I wish I could sing the praises of this dish. There are no notes as to its origins. It was just one of those hand-written collections I’ve managed to pick up over the years. Reading through the recipe, it seemed just fine. Everything made sense and sounded delicious – on paper. While the early flavors of the mushrooms were perfect, the sauce itself lacked any true depth.

Here are my thoughts as to how to bring more to the plate. Add fresh baby spinach and ribbons of fresh basil for a little herbal sweetness. Throw the leaves in just at the end, with a quick twirl and let them wilt off-heat.

Color – the sauce is too one-dimensional in color. Perhaps a handful of roasted cherry tomatoes will bring a splash of color and a little hint of acidity. Yet we need more. Artichokes? Asparagus? I cannot put my finger of just what was missing. All I know is that something is missing in a big way.

In any case, it’s back to the drawing board with this one. If you’d like to join in and play around, that would be great! Here’s the recipe in its current state of evolution . . .

Butterfly Pasta with Sautéed Mushrooms
4 Tablespoons unsalted Butter
2 Tablespoons Olive Oil
1 Red onion, chopped fine
1 lb Shiitake Mushrooms, stemmed and sliced ¼-inch thick
1 lb Cremini Mushrooms, trimmed and sliced ¼-inch thick
Salt & Pepper
5 Garlic Cloves, minced
4 ½ Teaspoons Fresh Thyme, minced
2 Cups Chicken broth
¾ Cup Heavy Cream
4 ½ Teaspoons Lemon Juice
1 ½ lbs Farfalle (Bow-tie) Pasta
1 ½ Cups Parmesan Cheese, grated
Parsley for garnish

Bring a large pot of well-salted water to a full boil. Maintain boil until ready to use.

Chop onion, mushrooms and garlic. Set aside until ready to use.

Heat butter and oil in a skillet over medium heat until butter is melted. Add onions and cook until softened, about 5 minutes.

Stir in Shiitakes, Cremini and ½ teaspoon salt, cover and cook until mushrooms have released their liquid, about 8 minutes. Uncover and continue to cook until mushrooms are dry and browned, about 8 minutes longer.

Meanwhile, add pasta to boiling water and cook stirring often, until al dente, about 10-12 minutes. Reserve 1 cup cooking water, then drain pasta and return to pot.

Stir in garlic and thyme. Cook until fragrant, about 30 seconds. Transfer to bowl and cover to keep warm.

To the now-empty skillet, add broth and cream.
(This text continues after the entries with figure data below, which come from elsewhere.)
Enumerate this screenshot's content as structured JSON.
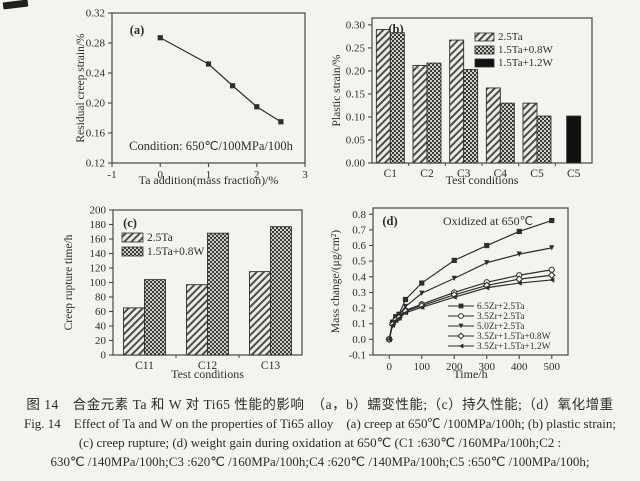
{
  "figure": {
    "caption_cn": "图 14　合金元素 Ta 和 W 对 Ti65 性能的影响　（a，b）蠕变性能;（c）持久性能;（d）氧化增重",
    "caption_en_line1": "Fig. 14　Effect of Ta and W on the properties of Ti65 alloy　(a) creep at 650℃ /100MPa/100h; (b) plastic strain;",
    "caption_en_line2": "(c) creep rupture; (d) weight gain during oxidation at 650℃ (C1 :630℃ /160MPa/100h;C2 :",
    "caption_en_line3": "630℃ /140MPa/100h;C3 :620℃ /160MPa/100h;C4 :620℃ /140MPa/100h;C5 :650℃ /100MPa/100h;"
  },
  "colors": {
    "background": "#f4f3ef",
    "ink": "#2d2d2d",
    "axis": "#474747",
    "bar_solid": "#111111"
  },
  "chart_data": [
    {
      "id": "a",
      "type": "line",
      "panel_label": "(a)",
      "xlabel": "Ta addition(mass fraction)/%",
      "ylabel": "Residual creep strain/%",
      "annotation": "Condition: 650℃/100MPa/100h",
      "xlim": [
        -1,
        3
      ],
      "ylim": [
        0.12,
        0.32
      ],
      "xticks": [
        -1,
        0,
        1,
        2,
        3
      ],
      "yticks": [
        0.12,
        0.16,
        0.2,
        0.24,
        0.28,
        0.32
      ],
      "xtick_decimals": 0,
      "ytick_decimals": 2,
      "grid": false,
      "series": [
        {
          "name": "",
          "marker": "square",
          "x": [
            0,
            1,
            1.5,
            2,
            2.5
          ],
          "y": [
            0.287,
            0.252,
            0.223,
            0.195,
            0.175
          ]
        }
      ]
    },
    {
      "id": "b",
      "type": "bar",
      "panel_label": "(b)",
      "xlabel": "Test conditions",
      "ylabel": "Plastic strain/%",
      "ylim": [
        0,
        0.315
      ],
      "yticks": [
        0.0,
        0.05,
        0.1,
        0.15,
        0.2,
        0.25,
        0.3
      ],
      "ytick_decimals": 2,
      "grid": false,
      "legend_position": "top-right",
      "categories": [
        "C1",
        "C2",
        "C3",
        "C4",
        "C5",
        "C5"
      ],
      "series": [
        {
          "name": "2.5Ta",
          "pattern": "diag",
          "values": [
            0.29,
            0.212,
            0.267,
            0.163,
            0.13,
            null
          ]
        },
        {
          "name": "1.5Ta+0.8W",
          "pattern": "cross",
          "values": [
            0.283,
            0.217,
            0.203,
            0.13,
            0.102,
            null
          ]
        },
        {
          "name": "1.5Ta+1.2W",
          "pattern": "solid",
          "values": [
            null,
            null,
            null,
            null,
            null,
            0.102
          ]
        }
      ]
    },
    {
      "id": "c",
      "type": "bar",
      "panel_label": "(c)",
      "xlabel": "Test conditions",
      "ylabel": "Creep rupture time/h",
      "ylim": [
        0,
        200
      ],
      "yticks": [
        0,
        20,
        40,
        60,
        80,
        100,
        120,
        140,
        160,
        180,
        200
      ],
      "ytick_decimals": 0,
      "grid": false,
      "legend_position": "upper-left",
      "categories": [
        "C11",
        "C12",
        "C13"
      ],
      "series": [
        {
          "name": "2.5Ta",
          "pattern": "diag",
          "values": [
            65,
            97,
            115
          ]
        },
        {
          "name": "1.5Ta+0.8W",
          "pattern": "cross",
          "values": [
            104,
            168,
            177
          ]
        }
      ]
    },
    {
      "id": "d",
      "type": "line",
      "panel_label": "(d)",
      "title": "Oxidized at 650℃",
      "xlabel": "Time/h",
      "ylabel": "Mass change/(μg/cm²)",
      "xlim": [
        -50,
        550
      ],
      "ylim": [
        -0.1,
        0.84
      ],
      "xticks": [
        0,
        100,
        200,
        300,
        400,
        500
      ],
      "yticks": [
        -0.1,
        0.0,
        0.1,
        0.2,
        0.3,
        0.4,
        0.5,
        0.6,
        0.7,
        0.8
      ],
      "xtick_decimals": 0,
      "ytick_decimals": 1,
      "grid": false,
      "legend_position": "lower-right",
      "series": [
        {
          "name": "6.5Zr+2.5Ta",
          "marker": "square",
          "x": [
            0,
            10,
            20,
            30,
            50,
            100,
            200,
            300,
            400,
            500
          ],
          "y": [
            0.0,
            0.11,
            0.145,
            0.16,
            0.255,
            0.36,
            0.505,
            0.6,
            0.69,
            0.76
          ]
        },
        {
          "name": "3.5Zr+2.5Ta",
          "marker": "circle",
          "x": [
            0,
            10,
            20,
            30,
            50,
            100,
            200,
            300,
            400,
            500
          ],
          "y": [
            0.0,
            0.1,
            0.13,
            0.145,
            0.185,
            0.225,
            0.3,
            0.365,
            0.41,
            0.445
          ]
        },
        {
          "name": "5.0Zr+2.5Ta",
          "marker": "triangle-down",
          "x": [
            0,
            10,
            20,
            30,
            50,
            100,
            200,
            300,
            400,
            500
          ],
          "y": [
            0.0,
            0.105,
            0.135,
            0.155,
            0.21,
            0.295,
            0.39,
            0.49,
            0.545,
            0.585
          ]
        },
        {
          "name": "3.5Zr+1.5Ta+0.8W",
          "marker": "diamond",
          "x": [
            0,
            10,
            20,
            30,
            50,
            100,
            200,
            300,
            400,
            500
          ],
          "y": [
            0.0,
            0.095,
            0.125,
            0.14,
            0.18,
            0.215,
            0.285,
            0.345,
            0.385,
            0.41
          ]
        },
        {
          "name": "3.5Zr+1.5Ta+1.2W",
          "marker": "triangle-left",
          "x": [
            0,
            10,
            20,
            30,
            50,
            100,
            200,
            300,
            400,
            500
          ],
          "y": [
            0.0,
            0.09,
            0.12,
            0.135,
            0.17,
            0.205,
            0.27,
            0.33,
            0.36,
            0.38
          ]
        }
      ]
    }
  ]
}
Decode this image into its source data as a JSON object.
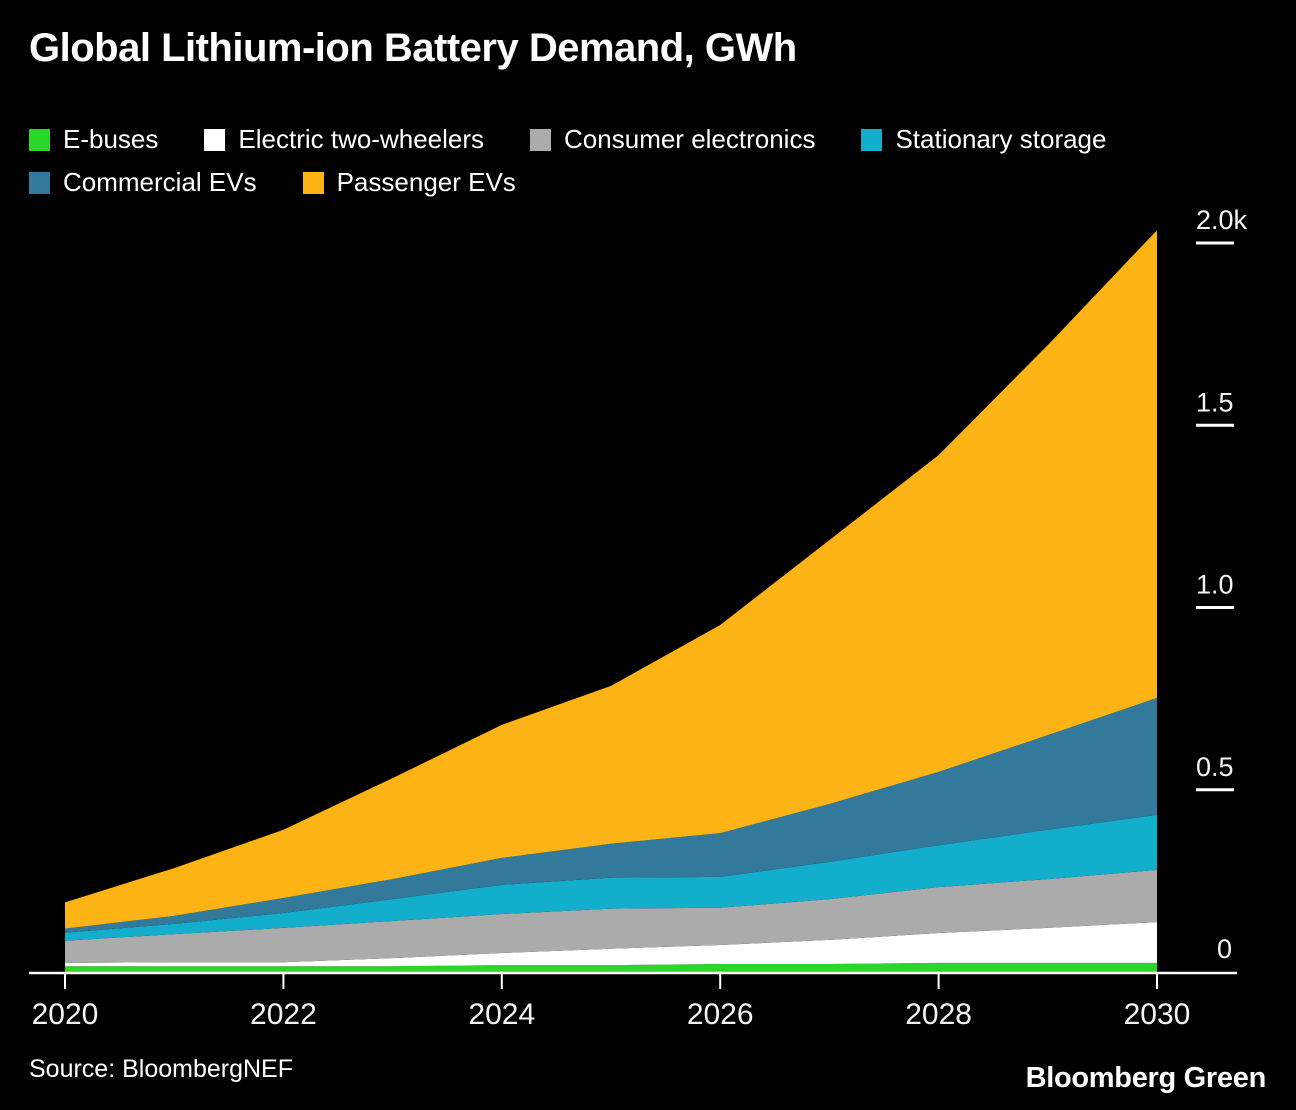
{
  "title": "Global Lithium-ion Battery Demand, GWh",
  "source": "Source: BloombergNEF",
  "brand": "Bloomberg Green",
  "colors": {
    "background": "#000000",
    "axis": "#ffffff",
    "text": "#ffffff"
  },
  "chart_data": {
    "type": "area",
    "stacked": true,
    "title": "Global Lithium-ion Battery Demand, GWh",
    "unit": "GWh",
    "x": [
      2020,
      2021,
      2022,
      2023,
      2024,
      2025,
      2026,
      2027,
      2028,
      2029,
      2030
    ],
    "series": [
      {
        "name": "E-buses",
        "color": "#2bd62b",
        "values": [
          16,
          16,
          16,
          16,
          19,
          19,
          22,
          22,
          25,
          25,
          25
        ]
      },
      {
        "name": "Electric two-wheelers",
        "color": "#ffffff",
        "values": [
          9,
          11,
          11,
          22,
          33,
          45,
          52,
          66,
          82,
          96,
          112
        ]
      },
      {
        "name": "Consumer electronics",
        "color": "#ababab",
        "values": [
          61,
          77,
          94,
          102,
          107,
          110,
          102,
          112,
          126,
          134,
          143
        ]
      },
      {
        "name": "Stationary storage",
        "color": "#13aecb",
        "values": [
          22,
          28,
          41,
          60,
          80,
          85,
          85,
          102,
          115,
          135,
          151
        ]
      },
      {
        "name": "Commercial EVs",
        "color": "#32799b",
        "values": [
          11,
          22,
          41,
          55,
          74,
          93,
          120,
          159,
          201,
          260,
          321
        ]
      },
      {
        "name": "Passenger EVs",
        "color": "#fcb315",
        "values": [
          72,
          131,
          187,
          277,
          365,
          433,
          571,
          724,
          869,
          1070,
          1283
        ]
      }
    ],
    "totals": [
      191,
      285,
      390,
      532,
      678,
      785,
      952,
      1185,
      1418,
      1720,
      2035
    ],
    "ylim": [
      0,
      2000
    ],
    "yticks": [
      {
        "value": 0,
        "label": "0"
      },
      {
        "value": 500,
        "label": "0.5"
      },
      {
        "value": 1000,
        "label": "1.0"
      },
      {
        "value": 1500,
        "label": "1.5"
      },
      {
        "value": 2000,
        "label": "2.0k"
      }
    ],
    "xticks": [
      2020,
      2022,
      2024,
      2026,
      2028,
      2030
    ],
    "legend_position": "top",
    "grid": false
  }
}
Bring to a simmer, scraping up browned bits. Off heat, stir in lemon juice; season with salt and pepper to taste.

Return mushrooms to cream sauce. Add Parmesan and stir until Parmesan has incorporated to the mushroom-cream sauce.

Return pan to low heat. Add pasta, toss to coat and combine. Heat gently until everything is bubbly and warm. Garnish with parsley and serve.